UltraHD is “Limited” but Growing

SES hosted a conference in London at the end of September, providing updates on the UltraHD rollout.

Chris Forrester, journalist for outlets including Inside Satellite and Advanced Television, said that the format has taken “huge steps forward” over the last six months. UltraHD channels have been launched worldwide, and not only in mature markets. India, for example, now has access to UltraHD content.

SES is broadcasting several UltraHD channels from its 19.2° East position. The interesting point was that these channels are not from the pay-TV community; it was originally thought that pay-TV companies would drive the push to higher resolutions.

Nick Simon of GfK said, last year, 50″+ TVs represented 25% of global market value. In 2015, sales have already reached 36% of value, with three monhs of the year still remaining. Affordabilty is a driver here – set prices are falling, but more are being sold. For example, a 48″ TV now costs about £975 ($1,480). Sales of large TVs have passed 500,000 in the Q1-Q3 period. In 2017, Simon expects sales to pass 3 million.

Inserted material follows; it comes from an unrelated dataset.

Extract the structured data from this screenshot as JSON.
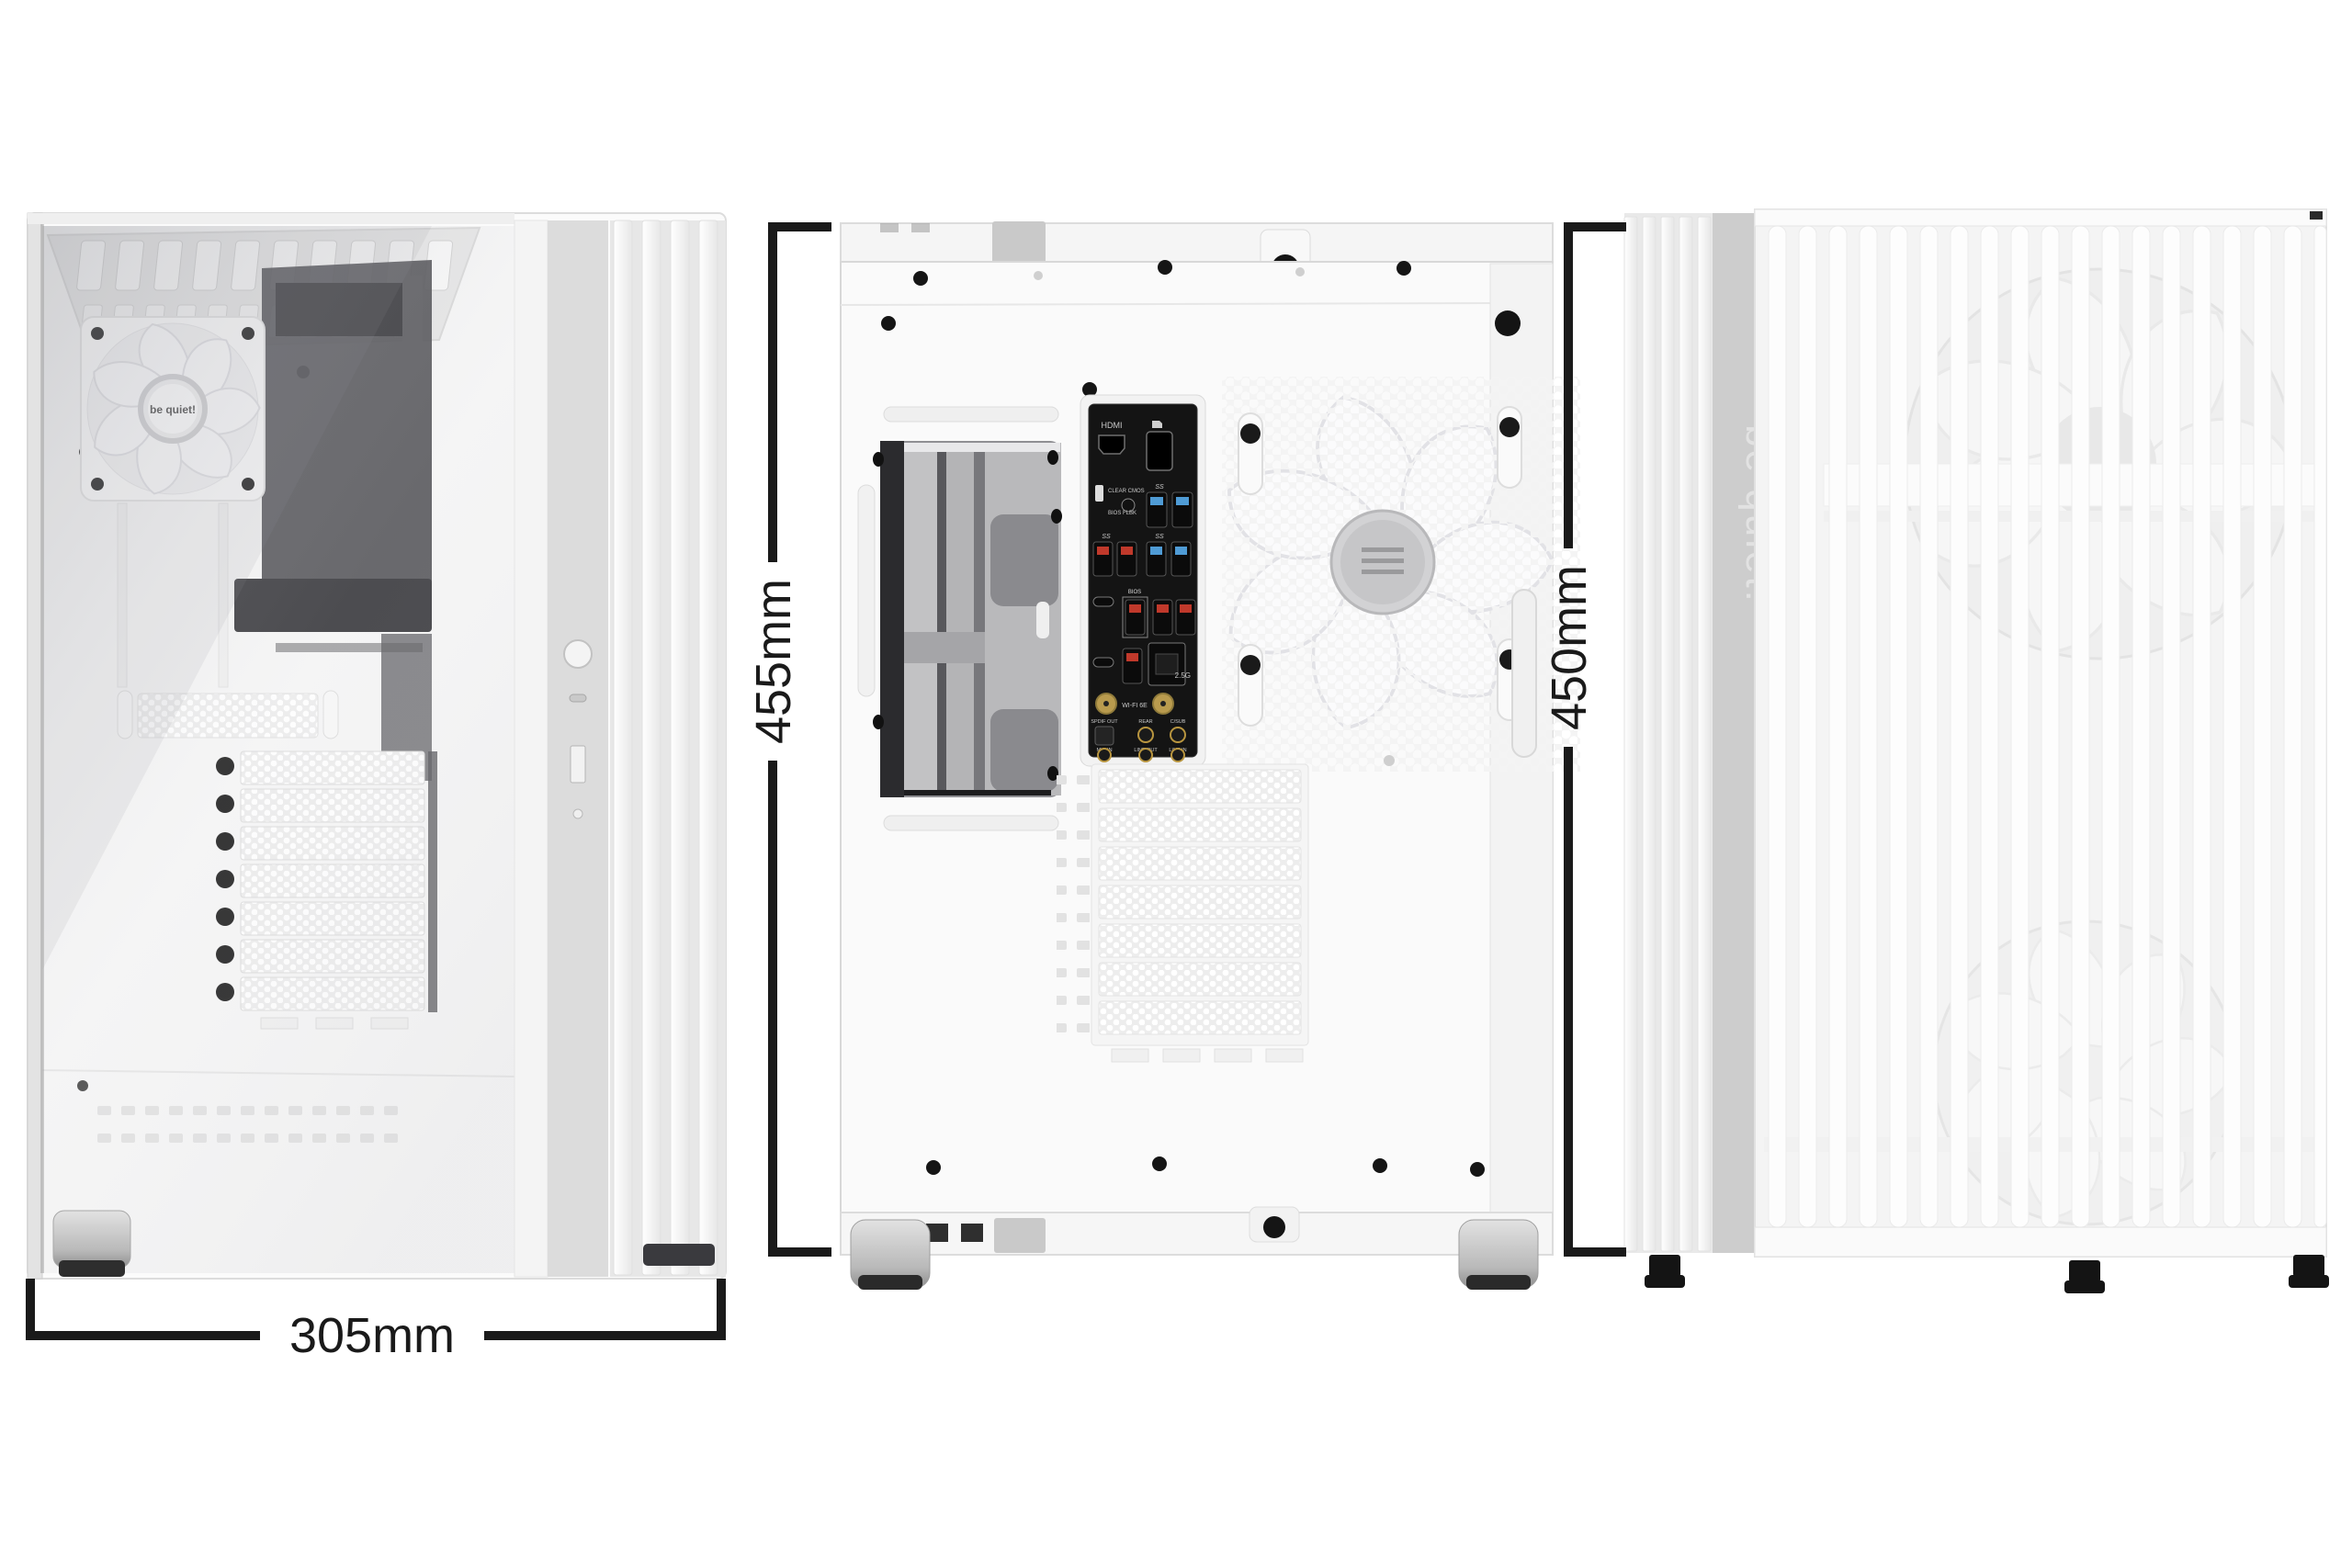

In a panel session David Klafkowski, MD of post-production house, The Farm, said that there is now “a genuine push” to drive HDR content; the combination of large TV sizes, more pixels and better content is very compelling. In the same session Thomas Wrede of SES said that he saw a world with more than 1,000 UltraHD channels by 2025 – 225 of them in Europe. He also boasted about satellite’s efficiency, saying that two UltraHD channels can be carried on a single transponder. Closing the session Andy Quested, BBC’s head of technology, said that the broadcaster would not charge a premium for access to UltraHD services (older UK readers might remember that the BBC did this with colour TV – TA).

The first Dolby Vision TV will be launched on the 6th October (it has now been launched: see Dolby Vision Arrives With Vizio), said Ian Lowe – senior manager (EMEA) of Imaging at Dolby Labs. He said that Warner Bros and Sony will release content in the Dolby Vision HDR format, and Vudu has been confirmed as the company’s first Dolby Vision streaming partner.

Dolby Vision currently uses brightness levels up to 40 times brighter than current standards. Lowe said that as displays improve, it will be capable of delivering up to 100 times more brightness than is possible today.

UltraHD Phase 1 (which only encompasses higher resolutin) has been a limited success, said Thierry Fautier, VP of video strategy at Harmonic. Only “a handful” of countries are currently offering such services. However, this is expected to change when Phase 2 (which includes ‘better pixels’: HDR, WCG and HFR) is rolled out in 2017 and 2018. Fautier quoted data from Parks Associates, which estimates that more than 40 million US homes will take UltraHD pay-TV services by 2018.

A panel session followed, with Fautier, Wrede, Richard Lindsay-Davies (CEO of the Digital Television Group) and Eric Achtmann (co-founder of V-Nova). All agreed that more needs to be done to educate consumers about UltraHD.

Lindsay-Davies said that, as 2015 continues, the DTG will work more closely with retailers to brief them on the benefits of new displays. He added that there needs to be a “step change” for the format to be successful: a combination of various elements (such as WCG and HDR), which then need to be translated into studio workflows and distribution.

On the retail panel, members (including representatives of LG, Sony and Samsung) called for more training of shop floor sales staff selling UltraHD products. John Adam of Samsung emphasised the importance of using the Digitaleurope logo.

At the conclusion of the event, Forrester said that Freesat and SES are launching a private UltraHD demo channel together.